Gonzo The Great - The Muppet Christmas Carol (1992)
It takes a mighty fine actor to play the part of a literary titan. Think of Philip Seymour Hoffman as Truman Capote, Nicole Kidman as Virginia Woolf, Gonzo The Great as Charles Dickens… Somehow Gonzo's the only one amongst the aforementioned trio who failed to snag an Oscar for his performance, and it remains a travesty to this day. Not only does Gonzo inhabit the character of the 19th Century novelist so entirely that when he reads lines directly from A Christmas Carol it makes the hairs on the back of your neck stand up, but he also has to do it all with Rizzo questioning his legitimacy the entire time. What a transformation from an actor best known for being shot out of a cannon and his love of chickens.
Statler and Waldorf - Muppet Treasure Island (1996)
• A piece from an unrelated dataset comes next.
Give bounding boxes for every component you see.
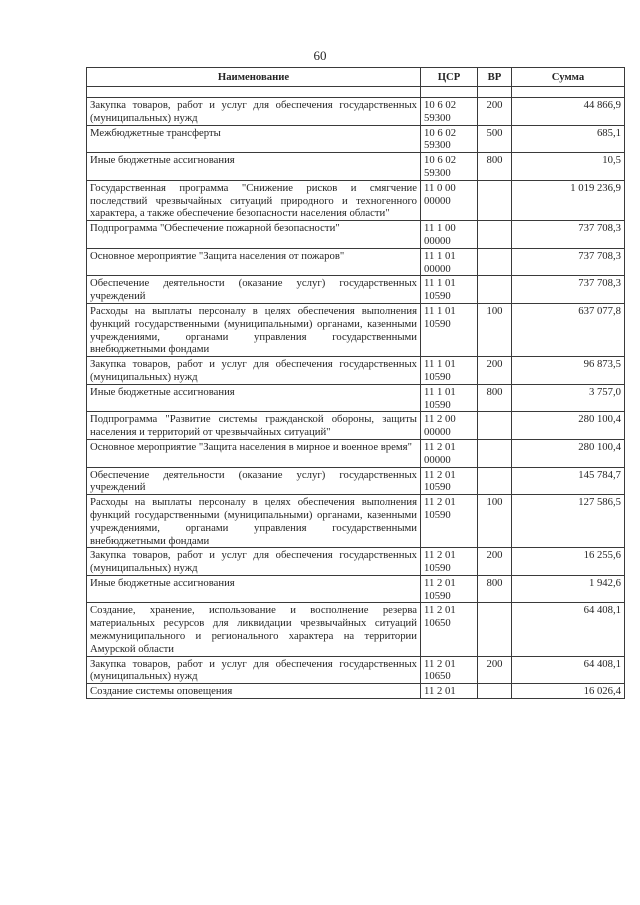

Critics often leave themselves open to the, "Oh yeah, well let's see you do better!" rebuttal, and the cantankerous Statler and Waldorf are perhaps the most negative critics of all. But the genius of the elderly duo is that they are in fact acting themselves while delivering their Simon Cowell-esque takedowns, and you can't help but admire the great lengths they take in doing so. Never is this more evident than in Muppet Treasure Island where they strap themselves to the front of the Hispaniola to play the figurehead of the ship. That's one hell of an impressive stunt just to tell the rest of the cast how bad they are. Tom Cruise, eat your heart out.
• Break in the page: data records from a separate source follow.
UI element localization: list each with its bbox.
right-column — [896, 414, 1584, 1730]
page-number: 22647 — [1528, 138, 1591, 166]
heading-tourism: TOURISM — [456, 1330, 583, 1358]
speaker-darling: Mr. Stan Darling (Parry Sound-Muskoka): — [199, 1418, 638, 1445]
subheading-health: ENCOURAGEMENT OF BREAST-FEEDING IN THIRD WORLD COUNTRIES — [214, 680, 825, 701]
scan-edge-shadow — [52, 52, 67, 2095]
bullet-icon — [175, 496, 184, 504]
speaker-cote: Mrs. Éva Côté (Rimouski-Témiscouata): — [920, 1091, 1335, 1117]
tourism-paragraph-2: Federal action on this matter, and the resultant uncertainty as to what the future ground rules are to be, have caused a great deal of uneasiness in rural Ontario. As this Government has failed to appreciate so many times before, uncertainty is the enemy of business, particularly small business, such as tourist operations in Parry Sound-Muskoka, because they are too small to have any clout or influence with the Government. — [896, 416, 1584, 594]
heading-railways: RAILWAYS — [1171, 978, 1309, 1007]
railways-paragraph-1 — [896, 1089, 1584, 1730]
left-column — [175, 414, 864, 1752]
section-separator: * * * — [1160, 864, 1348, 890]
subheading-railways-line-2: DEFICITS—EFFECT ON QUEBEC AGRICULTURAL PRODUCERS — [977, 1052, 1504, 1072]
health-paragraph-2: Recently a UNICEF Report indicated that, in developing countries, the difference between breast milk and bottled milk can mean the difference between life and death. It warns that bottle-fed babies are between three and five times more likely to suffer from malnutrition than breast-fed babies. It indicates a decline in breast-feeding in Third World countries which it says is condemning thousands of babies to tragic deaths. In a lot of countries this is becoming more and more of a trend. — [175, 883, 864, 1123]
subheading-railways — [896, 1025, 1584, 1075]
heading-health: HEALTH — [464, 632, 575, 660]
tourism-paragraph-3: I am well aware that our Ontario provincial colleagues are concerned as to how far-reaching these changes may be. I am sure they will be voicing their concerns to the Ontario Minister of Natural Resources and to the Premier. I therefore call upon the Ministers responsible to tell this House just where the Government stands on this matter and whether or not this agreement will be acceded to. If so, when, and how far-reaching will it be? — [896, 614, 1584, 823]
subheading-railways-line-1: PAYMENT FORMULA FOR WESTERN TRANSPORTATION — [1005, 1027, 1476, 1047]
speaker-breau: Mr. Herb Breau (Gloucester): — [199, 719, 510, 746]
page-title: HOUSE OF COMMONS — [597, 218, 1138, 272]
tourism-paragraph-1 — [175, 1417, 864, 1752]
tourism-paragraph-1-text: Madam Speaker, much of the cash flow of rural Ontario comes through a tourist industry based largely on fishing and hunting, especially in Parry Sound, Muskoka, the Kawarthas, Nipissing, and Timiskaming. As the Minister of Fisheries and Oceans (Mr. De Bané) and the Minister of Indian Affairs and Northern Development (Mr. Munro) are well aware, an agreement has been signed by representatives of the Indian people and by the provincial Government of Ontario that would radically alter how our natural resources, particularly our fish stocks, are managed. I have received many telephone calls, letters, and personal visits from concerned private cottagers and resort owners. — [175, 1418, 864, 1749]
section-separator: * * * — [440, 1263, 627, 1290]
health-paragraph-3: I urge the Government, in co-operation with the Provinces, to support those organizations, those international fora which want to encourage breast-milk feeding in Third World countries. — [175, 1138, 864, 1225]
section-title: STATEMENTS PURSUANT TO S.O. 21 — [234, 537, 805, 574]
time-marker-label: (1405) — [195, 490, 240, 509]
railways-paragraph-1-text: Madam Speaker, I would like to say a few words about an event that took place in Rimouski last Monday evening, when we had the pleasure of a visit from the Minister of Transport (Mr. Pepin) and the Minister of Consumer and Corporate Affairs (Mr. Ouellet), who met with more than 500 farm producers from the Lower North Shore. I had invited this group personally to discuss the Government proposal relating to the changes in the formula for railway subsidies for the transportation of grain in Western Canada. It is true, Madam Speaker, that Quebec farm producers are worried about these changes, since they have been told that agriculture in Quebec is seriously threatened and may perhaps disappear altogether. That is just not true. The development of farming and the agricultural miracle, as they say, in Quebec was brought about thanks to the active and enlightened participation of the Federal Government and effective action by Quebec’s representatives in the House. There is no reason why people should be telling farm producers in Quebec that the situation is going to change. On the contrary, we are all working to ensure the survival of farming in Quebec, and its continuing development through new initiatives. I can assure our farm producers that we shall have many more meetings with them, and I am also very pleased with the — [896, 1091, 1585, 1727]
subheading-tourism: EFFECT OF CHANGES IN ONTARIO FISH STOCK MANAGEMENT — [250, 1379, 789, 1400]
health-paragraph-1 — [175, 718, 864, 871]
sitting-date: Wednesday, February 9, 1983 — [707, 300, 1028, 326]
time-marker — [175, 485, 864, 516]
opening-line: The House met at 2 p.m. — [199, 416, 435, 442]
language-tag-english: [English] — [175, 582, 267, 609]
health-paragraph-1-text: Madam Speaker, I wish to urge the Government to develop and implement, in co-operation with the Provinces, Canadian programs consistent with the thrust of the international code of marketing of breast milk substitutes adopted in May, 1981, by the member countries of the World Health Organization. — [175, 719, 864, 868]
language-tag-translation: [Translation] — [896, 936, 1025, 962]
Animal - Muppets From Space (1999)
We all know Animal as the wild and unpredictable drummer of Dr. Teeth And The Electric Mayhem, and his musical prowess has never been in doubt, but in Muppets From Space, Animal stunned audiences with a single scene that proved he was a much more versatile performer than we could have ever suspected. That's right, the feral creature can also hold his own as a romantic lead. Normally when Animal chases ladies shouting, "WOMAN!" they run away screaming, but his liaison with a guard played by Kathy Griffin goes very differently indeed. Alas, the pair are not meant to be, but Animal elicits real pathos from their tragic and emotional break-up scene.
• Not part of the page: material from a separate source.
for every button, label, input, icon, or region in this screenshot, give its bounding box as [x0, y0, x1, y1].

Walter - The Muppets (2011)
Thirty years after Kermit bagged an Oscar nomination for Rainbow Connection, newcomer Walter went one better when he partnered with Jason Segel on Man Or Muppet and took home the golden gong. But it's not all about the awards and accolades for Walter, and his unselfish performance in The Muppets speaks to that. He plays a super-fan whose role in the film is essentially to remind us of how great the muppets are and how important it is that they get back together, and boy does he pull it off. Not only that, Walter proves himself worthy of joining the gang in his own right. Now he's a fixture, and we hope he never leaves.
Sam Eagle - Muppets Most Wanted (2014)
He probably wouldn't appreciate it, but there's a delicious irony to the fact that Sam Eagle, the most patriotic of all muppets, gives his finest performance on European soil. In Muppets Most Wanted, Sam arrives in Europe to play a role that's crucial in any crime caper, that of the law enforcer tasked with hunting down the Badguy/bad guy. Unfortunately for Sam, his no-nonsense CIA agent has to team up with Ty Burrell's hapless French Interpol agent, but it's an absolute treat for the audience as they form a comedic double act to rival the likes of Laurel And Hardy, The Two Ronnies, and perhaps even Bunsen and Beaker!